Sen. Tom Harkin, D-Iowa

Sen. Tom Harkin, D-Iowa J. Scott Applewhite/AP

Federal Contractors Are Violating Labor Laws, Senate Panel Finds

Forty-nine major firms linked to infractions of safety and wage standards.

As many as 30 percent of the companies hit with the highest penalties for labor law violations are federal contractors, a year-long Senate committee investigation unveiled Wednesday found.

Forty-nine contractors were the subject of nearly 1,800 separate enforcement actions taken by the Labor Department from 2007 to 2012, paying penalties adding up to $196 million, according to the report released by Sen. Tom Harkin, D-Iowa, chairman of the Health, Education, Labor, and Pensions Committee. “These findings are deeply troubling,” Harkin said. “Not only are these contractors violating labor laws time and time again, but our federal contracting system has virtually no reliable tools in place to ensure that these violations of the law are ever considered before a contract is awarded.”
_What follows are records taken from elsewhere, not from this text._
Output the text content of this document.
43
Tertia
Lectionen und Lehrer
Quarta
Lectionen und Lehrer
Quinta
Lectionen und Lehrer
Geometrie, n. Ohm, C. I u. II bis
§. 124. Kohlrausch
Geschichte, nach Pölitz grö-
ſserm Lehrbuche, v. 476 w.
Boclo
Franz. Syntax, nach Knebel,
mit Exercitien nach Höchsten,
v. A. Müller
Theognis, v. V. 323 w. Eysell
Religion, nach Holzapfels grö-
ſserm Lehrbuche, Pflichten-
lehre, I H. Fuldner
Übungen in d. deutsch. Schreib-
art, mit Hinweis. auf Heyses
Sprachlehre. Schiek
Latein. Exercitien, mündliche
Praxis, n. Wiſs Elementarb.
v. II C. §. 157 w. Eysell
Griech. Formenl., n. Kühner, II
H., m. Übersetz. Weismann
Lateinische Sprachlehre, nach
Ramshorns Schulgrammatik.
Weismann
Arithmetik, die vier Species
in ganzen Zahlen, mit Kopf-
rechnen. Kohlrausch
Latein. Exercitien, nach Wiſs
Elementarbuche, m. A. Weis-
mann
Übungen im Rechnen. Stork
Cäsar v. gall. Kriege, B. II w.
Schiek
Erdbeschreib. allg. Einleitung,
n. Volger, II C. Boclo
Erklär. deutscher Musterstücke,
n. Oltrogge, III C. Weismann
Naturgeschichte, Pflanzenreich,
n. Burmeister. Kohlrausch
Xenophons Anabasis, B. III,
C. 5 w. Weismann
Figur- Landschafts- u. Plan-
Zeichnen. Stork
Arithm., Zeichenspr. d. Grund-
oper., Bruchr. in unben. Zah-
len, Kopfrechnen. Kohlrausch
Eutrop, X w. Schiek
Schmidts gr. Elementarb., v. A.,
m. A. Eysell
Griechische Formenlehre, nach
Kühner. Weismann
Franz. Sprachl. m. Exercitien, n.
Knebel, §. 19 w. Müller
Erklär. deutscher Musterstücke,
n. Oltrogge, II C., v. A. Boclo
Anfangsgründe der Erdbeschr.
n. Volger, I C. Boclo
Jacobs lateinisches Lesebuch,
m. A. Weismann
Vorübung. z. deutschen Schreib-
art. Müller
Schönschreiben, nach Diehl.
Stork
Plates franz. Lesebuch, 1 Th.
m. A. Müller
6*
Forty-two American workers died during the period reviewed, as a result of Occupational Safety and Health Administration violations by companies holding federal contracts in 2012, the report said. For example, seven died in 2010 at a refinery owned by Tesoro in Anacortes, Wash., when a heat exchanger ruptured and released explosive vapor and liquid. The plant had not been inspected for 12 years, the report said, yet Tesoro received $463 million in federal contracts in fiscal 2012.

The companies, which taken together employ about 26 million workers, work primarily in services such as cleaning, security, and construction. In addition to the safety violations, 32 violated the Labor Department Wage and Hour Division’s back-wage assessment. Thirty-five companies violated both safety and wage laws.

The report criticized the current federal contracting process, recommending improvements in the quality and transparency of Labor Department information and publication of an annual list of federal contractors that were hit with penalties. It called for tougher enforcement through more-transparent databases at the Government Services Administration. And investigators recommended a White House executive order to create enforcement tools “beyond the existing responsibility determination and suspension and debarment process.”